Moreover, the House could still find that “smoking gun” evidence that supports a criminal charge against Trump. Yet, the media is hyping “bombshell” disclosures that do little to move that needle. For example, Vice Chair Rep. Lynne Cheney recently announced that they had proof that Ivanka Trump asked her father to issue a statement to encourage protesters to leave the Hill but President Trump still delayed in making such a statement. That is not a crime. Being callous or slow in making public statements may make you a bad person or bad president but it does not make you an actual criminal. This is not some form of nonfeasance in failing to take an action required by law. Such a prosecution would allow the prosecution of politicians for a wide array of statements not made in times of political discord. It would gut the First Amendment.

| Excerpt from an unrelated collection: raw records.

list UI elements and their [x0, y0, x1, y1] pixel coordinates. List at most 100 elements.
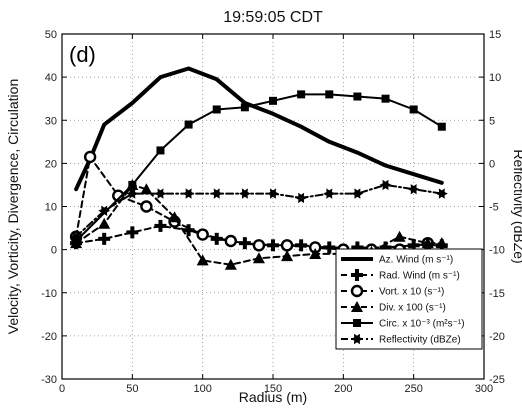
legend-label: Circ. x 10⁻³ (m²s⁻¹) — [379, 319, 465, 330]
legend-entry: Circ. x 10⁻³ (m²s⁻¹) — [341, 319, 465, 330]
data-point — [421, 237, 434, 249]
grid — [62, 34, 484, 379]
y-right-tick-label: 0 — [489, 158, 495, 170]
data-point — [323, 241, 336, 254]
y-right-tick-label: -25 — [489, 374, 505, 386]
data-point — [252, 239, 266, 252]
data-point — [269, 96, 277, 105]
data-point — [238, 188, 251, 199]
y-left-tick-label: 20 — [45, 158, 57, 170]
data-point — [407, 184, 420, 195]
x-tick-label: 0 — [59, 383, 65, 395]
data-point — [435, 188, 448, 199]
data-point — [140, 183, 153, 195]
y-right-tick-label: -5 — [489, 202, 499, 214]
data-point — [267, 188, 279, 199]
data-point — [182, 224, 195, 237]
data-point — [240, 103, 249, 112]
data-point — [128, 180, 137, 189]
x-tick-label: 50 — [126, 383, 138, 395]
y-right-tick-label: -10 — [489, 245, 505, 257]
x-tick-label: 300 — [475, 383, 493, 395]
data-point — [224, 234, 238, 248]
data-point — [295, 239, 308, 252]
legend-marker — [351, 333, 363, 345]
series-line — [74, 66, 444, 192]
data-point — [281, 250, 294, 262]
data-point — [353, 92, 362, 101]
legend-entry: Reflectivity (dBZe) — [341, 333, 461, 346]
y-right-tick-label: 10 — [489, 72, 501, 84]
y-right-tick-label: 5 — [489, 115, 495, 127]
data-point — [437, 122, 446, 131]
legend-label: Rad. Wind (m s⁻¹) — [379, 271, 460, 282]
series-0 — [74, 66, 444, 192]
x-tick-label: 250 — [404, 383, 422, 395]
data-point — [379, 241, 392, 254]
data-point — [83, 150, 97, 164]
axis-ticks: 0 50 100 150 200 250 300-30-20-1001020304050-2… — [41, 29, 505, 395]
data-point — [435, 237, 448, 249]
legend-entry: Az. Wind (m s⁻¹) — [341, 255, 453, 266]
data-point — [140, 200, 153, 213]
y-left-tick-label: 10 — [45, 202, 57, 214]
data-point — [224, 258, 237, 270]
legend-label: Vort. x 10 (s⁻¹) — [379, 287, 444, 298]
data-point — [295, 192, 308, 204]
data-point — [168, 211, 181, 223]
data-point — [98, 232, 111, 245]
data-point — [126, 226, 139, 239]
legend-label: Div. x 100 (s⁻¹) — [379, 303, 446, 314]
legend-label: Reflectivity (dBZe) — [379, 335, 461, 346]
data-point — [98, 217, 111, 229]
legend-marker — [353, 319, 361, 327]
panel-label: (d) — [69, 42, 96, 67]
data-point — [70, 231, 83, 242]
y-left-tick-label: 0 — [51, 245, 57, 257]
data-point — [126, 188, 139, 199]
data-point — [309, 247, 322, 259]
y-right-tick-label: -20 — [489, 331, 505, 343]
legend-box — [335, 248, 483, 350]
data-point — [351, 241, 364, 254]
x-tick-label: 150 — [264, 383, 282, 395]
y-axis-right-label: Reflectivity (dBZe) — [511, 149, 522, 263]
legend-entry: Rad. Wind (m s⁻¹) — [341, 269, 460, 282]
y-left-tick-label: 50 — [45, 29, 57, 41]
data-point — [184, 120, 193, 129]
data-point — [323, 188, 336, 199]
y-left-tick-label: -20 — [41, 331, 57, 343]
data-point — [154, 219, 167, 232]
y-right-tick-label: 15 — [489, 29, 501, 41]
data-point — [409, 105, 418, 114]
data-point — [182, 188, 195, 199]
data-point — [407, 239, 420, 252]
y-right-tick-label: -15 — [489, 288, 505, 300]
legend-marker — [350, 284, 364, 298]
data-point — [98, 205, 111, 216]
data-point — [325, 90, 334, 99]
legend-entry: Div. x 100 (s⁻¹) — [341, 301, 446, 314]
legend: Az. Wind (m s⁻¹) Rad. Wind (m s⁻¹) Vort. x… — [335, 248, 483, 350]
y-left-tick-label: -30 — [41, 374, 57, 386]
y-left-tick-label: 40 — [45, 72, 57, 84]
y-axis-left-label: Velocity, Vorticity, Divergence, Circula… — [5, 79, 21, 334]
data-point — [212, 105, 221, 114]
data-point — [112, 189, 125, 202]
data-point — [351, 188, 364, 199]
data-point — [381, 94, 390, 103]
chart-title: 19:59:05 CDT — [223, 9, 323, 26]
y-left-tick-label: -10 — [41, 288, 57, 300]
data-point — [252, 252, 265, 264]
x-tick-label: 100 — [193, 383, 211, 395]
series-5 — [70, 179, 448, 242]
series-4 — [72, 90, 446, 245]
data-point — [72, 237, 81, 245]
data-point — [379, 179, 392, 191]
plot-area — [69, 66, 448, 270]
data-point — [154, 188, 167, 199]
data-point — [393, 230, 406, 242]
data-point — [156, 146, 165, 155]
data-point — [210, 188, 223, 199]
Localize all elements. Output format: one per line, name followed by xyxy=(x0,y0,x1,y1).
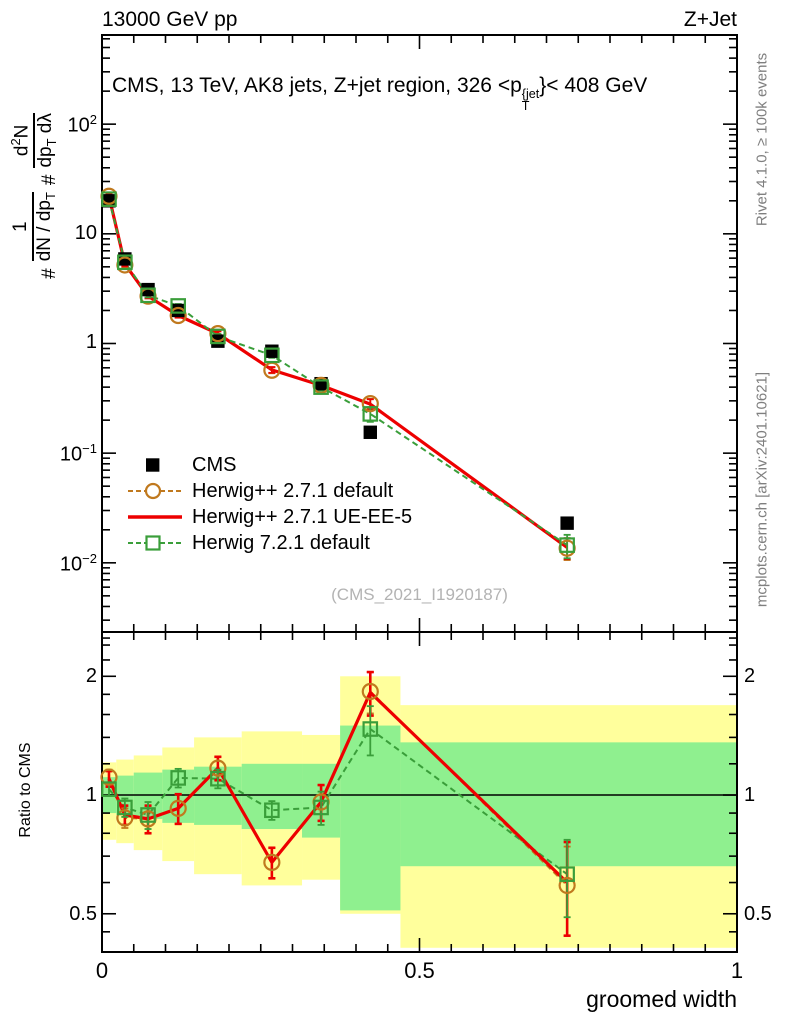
pt-supsub: {jet T xyxy=(522,88,540,113)
legend: CMS Herwig++ 2.7.1 default Herwig++ 2.7.1 … xyxy=(126,452,412,556)
ratio-data-marker xyxy=(559,866,575,882)
ratio-y-tick-label-right: 0.5 xyxy=(744,902,772,925)
header-beam-energy: 13000 GeV pp xyxy=(102,8,238,31)
legend-marker-square-dashed xyxy=(128,535,182,551)
mcplots-arxiv-note: mcplots.cern.ch [arXiv:2401.10621] xyxy=(753,371,771,608)
ratio-data-marker xyxy=(117,799,133,816)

Such analysis is hardly popular with images of rioters smashing windows in the Capitol being replayed on cable networks. In an age of rage, one must be unequivocal and amplified in your outrage to avoid suspicion. I recently told the Washington Post that a viable case against Trump would need to show that he took concrete steps in enabling, anticipating, or coordinating in the riot. In response, Washington Post columnist Jennifer Rubin (who has called for burning down the Republican party and expulsion of Republican members) declared “I have no idea what Turley is talking about. You don’t need to prove Trump intended the riot. He intended to obstruct Congress. This is what @RepLizCheney was explaining last week.”
That reference is to the crime of “corruptly obstructing an official proceeding,” a charge against some rioters. However, Trump was not among them. Swapping out “incitement” or “insurrection” for obstruction does little to address the fundamental constitutional barrier. It would still criminalize free speech and run counter to controlling case law. Democrats have in the past challenged electoral votes and have participated in protests over certification. In January 2005, Boxer joined former Rep. Stephanie Tubbs Jones to challenge George W. Bush’s victory over Democratic challenger John Kerry in the state of Ohio. Boxer argued that Republicans had engaged in voter suppression. Many who are condemning the challenge today heaped praise on Boxer in 2004. That is not itself an obstruction of Congress. For Trump to call for the same opposition, it not itself obstruction.
Moreover, if Trump is not legally responsible for the riot, he is not legally responsible for waiting to call for the rioters to stop. What the Committee would need is evidence that Trump actively withheld resources or obstructed efforts to quell the riot. Thus far, the record shows that refusal of a large national guard deployment was refused on Capitol Hill and not at the White House.
From the D.C. Attorney General to the current U.S. Attorney General, there has been no paucity of time or lack of investigation over the last year. They certainly know where to find Trump who is hiding in plain view at Mar-o-Lago. Indeed, Rubin (who praised Garland’s nomination, as did I) recently declared him to be a mistake for failing to arrest Trump. The other possibility is that there was a will but not a crime.